Roselyn Spencer, executive director and chief investment officer of the $1.8 billion Baltimore City Employees’ Retirement System, is no longer employed by the city after a report from the city’s Office of the Inspector General found a retirement plan official had misused assets to renovate the Retirement Savings Plan offices, Councilwoman Shannon Sneed confirmed Thursday.
The report does not identify any employee by name or position.
Ms. Sneed said she lodged a complaint with the OIG after getting a tip from a city resident earlier this summer. The report released Wednesday found that an unnamed RSP official approved the use of more than $218,000 from retirement forfeiture accounts to renovate offices.
The RSP is responsible for the administration and operation of the city’s two defined contribution retirement plans: a 401(a) plan and 457 plan. As of Nov. 20, assets of the plans totaled $389 million, according to information on the system’s website.
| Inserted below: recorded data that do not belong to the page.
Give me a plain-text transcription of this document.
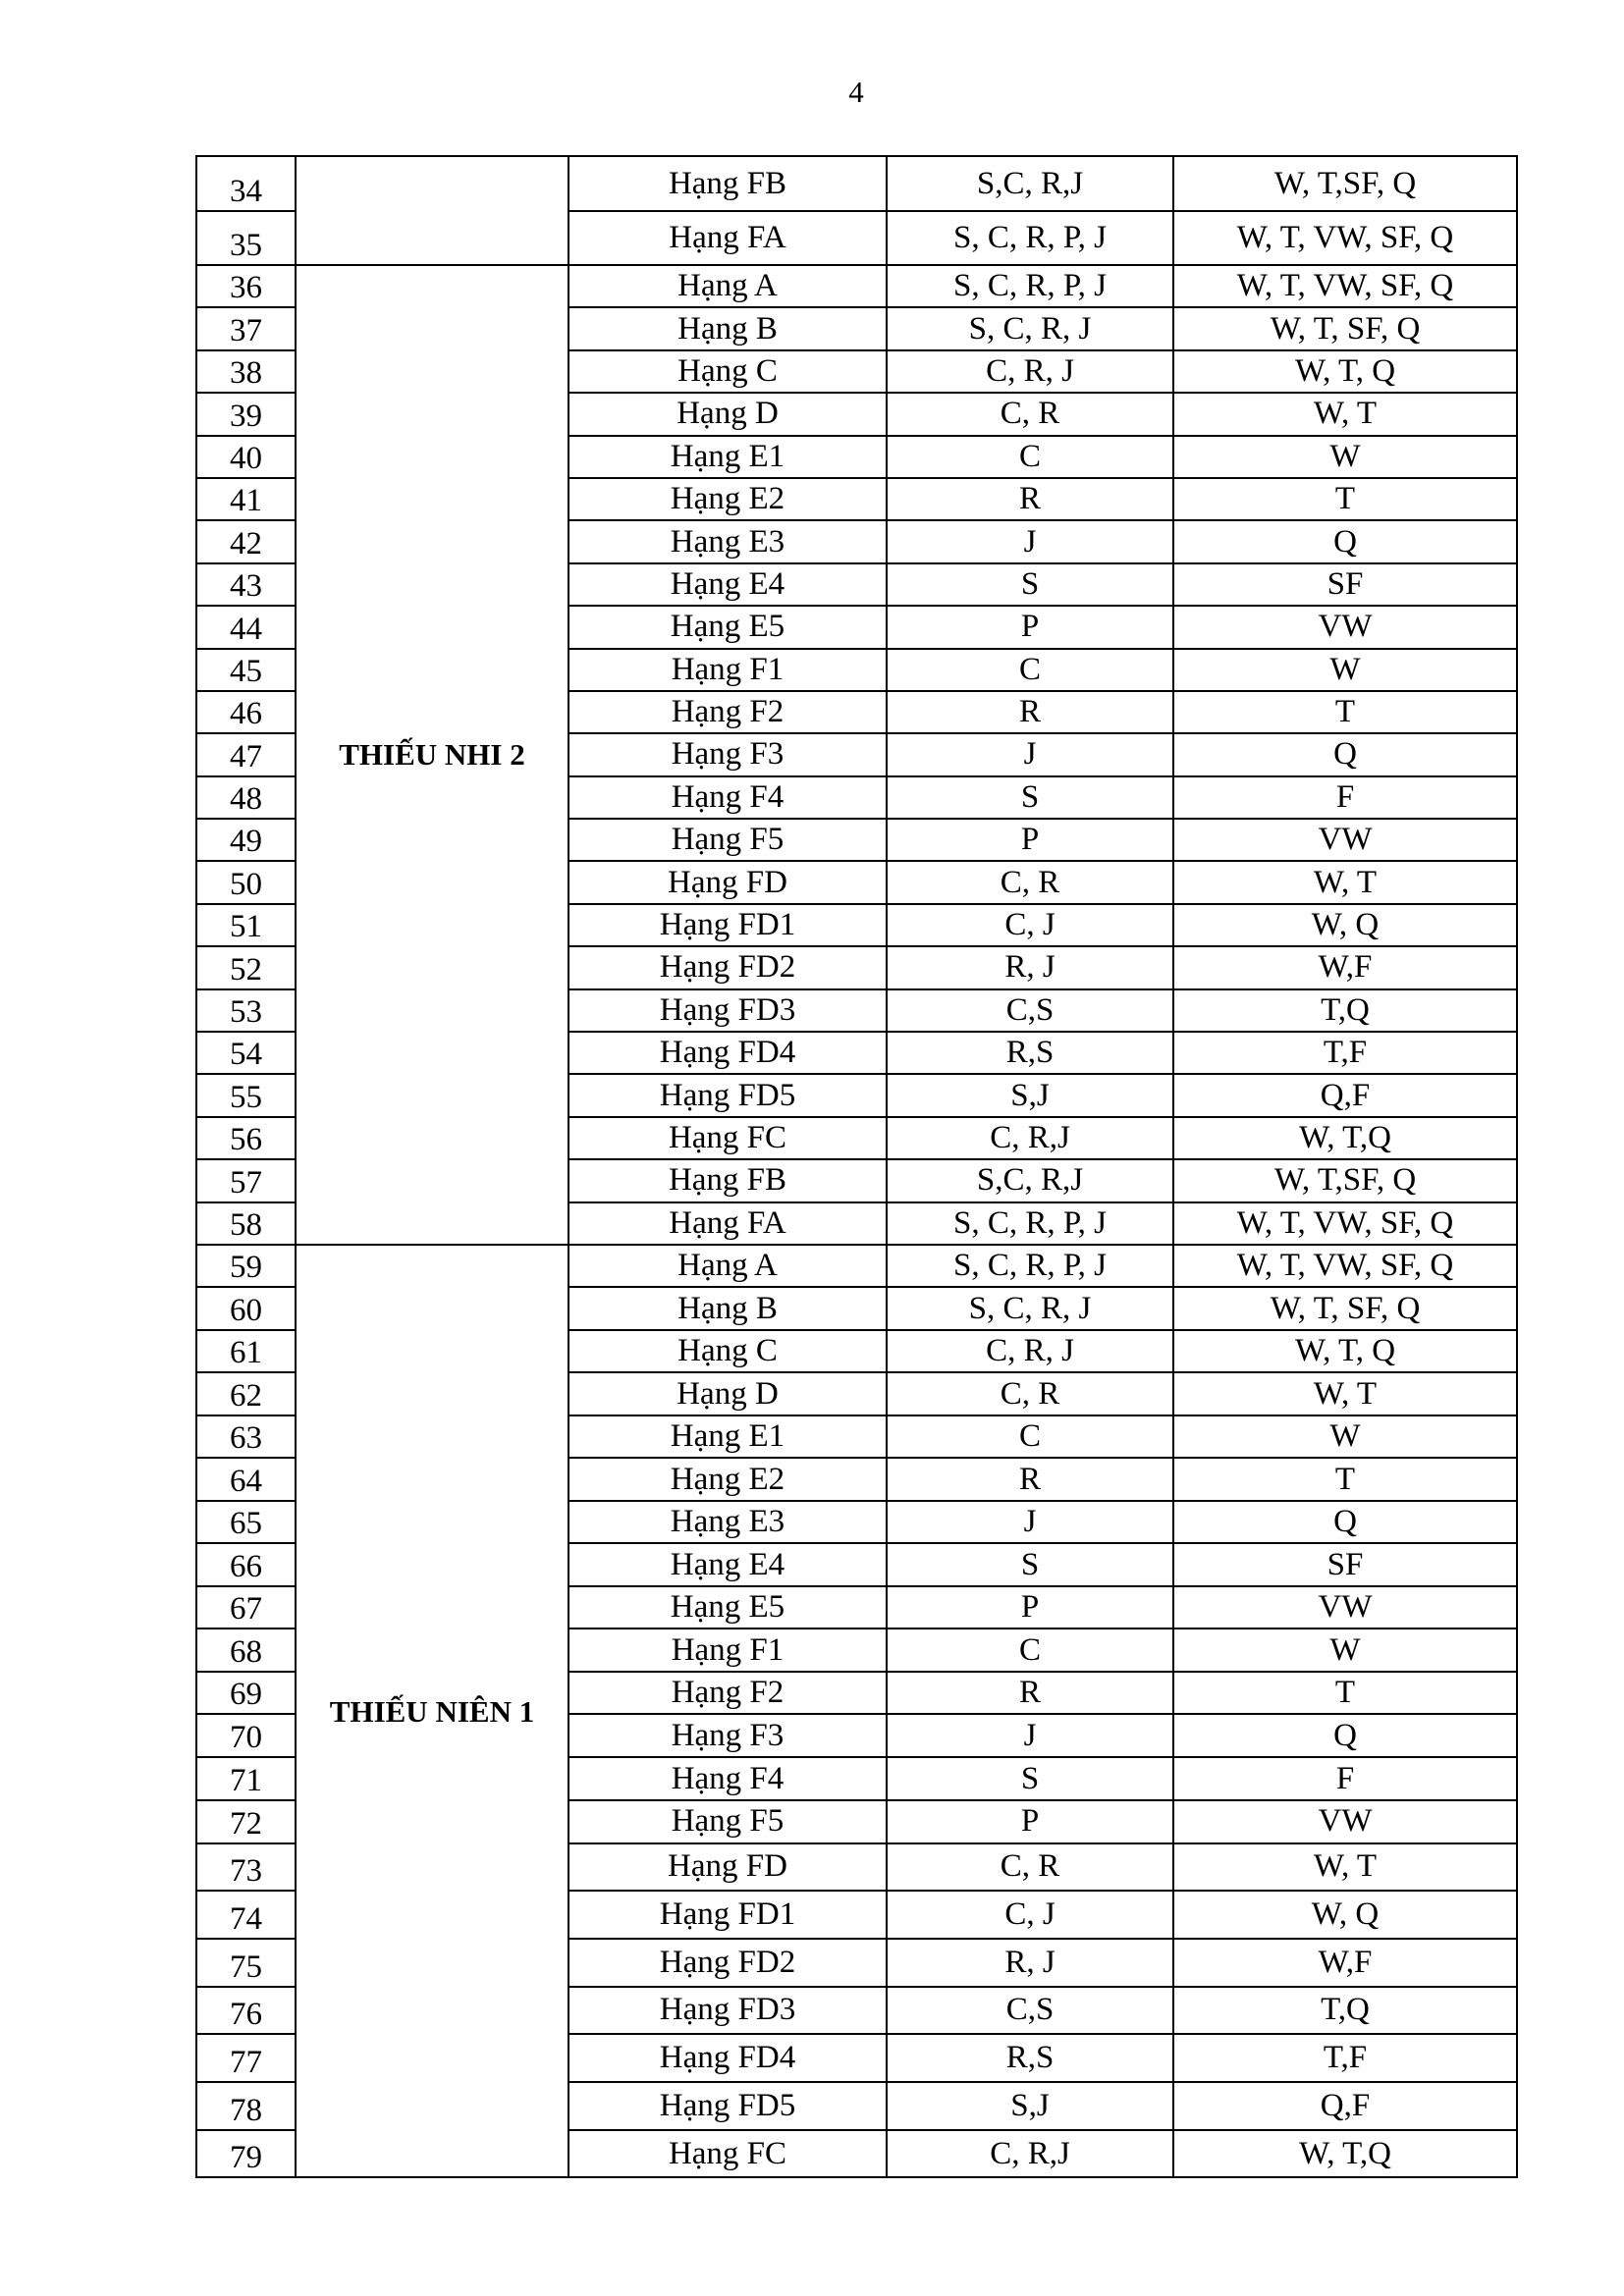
4
34		Hạng FB	S,C, R,J	W, T,SF, Q
35		Hạng FA	S, C, R, P, J	W, T, VW, SF, Q
36	THIẾU NHI 2	Hạng A	S, C, R, P, J	W, T, VW, SF, Q
37		Hạng B	S, C, R, J	W, T, SF, Q
38		Hạng C	C, R, J	W, T, Q
39		Hạng D	C, R	W, T
40		Hạng E1	C	W
41		Hạng E2	R	T
42		Hạng E3	J	Q
43		Hạng E4	S	SF
44		Hạng E5	P	VW
45		Hạng F1	C	W
46		Hạng F2	R	T
47		Hạng F3	J	Q
48		Hạng F4	S	F
49		Hạng F5	P	VW
50		Hạng FD	C, R	W, T
51		Hạng FD1	C, J	W, Q
52		Hạng FD2	R, J	W,F
53		Hạng FD3	C,S	T,Q
54		Hạng FD4	R,S	T,F
55		Hạng FD5	S,J	Q,F
56		Hạng FC	C, R,J	W, T,Q
57		Hạng FB	S,C, R,J	W, T,SF, Q
58		Hạng FA	S, C, R, P, J	W, T, VW, SF, Q
59	THIẾU NIÊN 1	Hạng A	S, C, R, P, J	W, T, VW, SF, Q
60		Hạng B	S, C, R, J	W, T, SF, Q
61		Hạng C	C, R, J	W, T, Q
62		Hạng D	C, R	W, T
63		Hạng E1	C	W
64		Hạng E2	R	T
65		Hạng E3	J	Q
66		Hạng E4	S	SF
67		Hạng E5	P	VW
68		Hạng F1	C	W
69		Hạng F2	R	T
70		Hạng F3	J	Q
71		Hạng F4	S	F
72		Hạng F5	P	VW
73		Hạng FD	C, R	W, T
74		Hạng FD1	C, J	W, Q
75		Hạng FD2	R, J	W,F
76		Hạng FD3	C,S	T,Q
77		Hạng FD4	R,S	T,F
78		Hạng FD5	S,J	Q,F
79		Hạng FC	C, R,J	W, T,Q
“The OIG found that the official did not follow proper procedures for obtaining approval for the use of the funds, withheld forfeiture fund accounting information from other city employees, disregarded explicit legal challenges by the former retirement plan administrator, and directed money to flow through three separate entities before paying the contractor for work performed,” the report said.
According to the city code, forfeiture accounts can be used for “reasonable plan administrative expenses” or “to reduce the employer contribution … for the plan year in which the forfeiture occurred.”
The report said the official determined unilaterally that the cost of the renovation was reasonable and did not allow for proper discussions by the board of trustees.
“We don’t want people working for Baltimore City who are essentially going to steal and cheat just to decorate their office,” Ms. Sneed said in an interview. “That doesn’t make any sense.”
Two officials formerly employed by RSP are no longer Baltimore city employees, according to the report. The state attorney declined prosecution in the case.
Ms. Spencer was named executive director of the Baltimore City Employees’ Retirement System in 2003.
Henry Raymond, Baltimore’s finance director, could not immediately be reached for comment.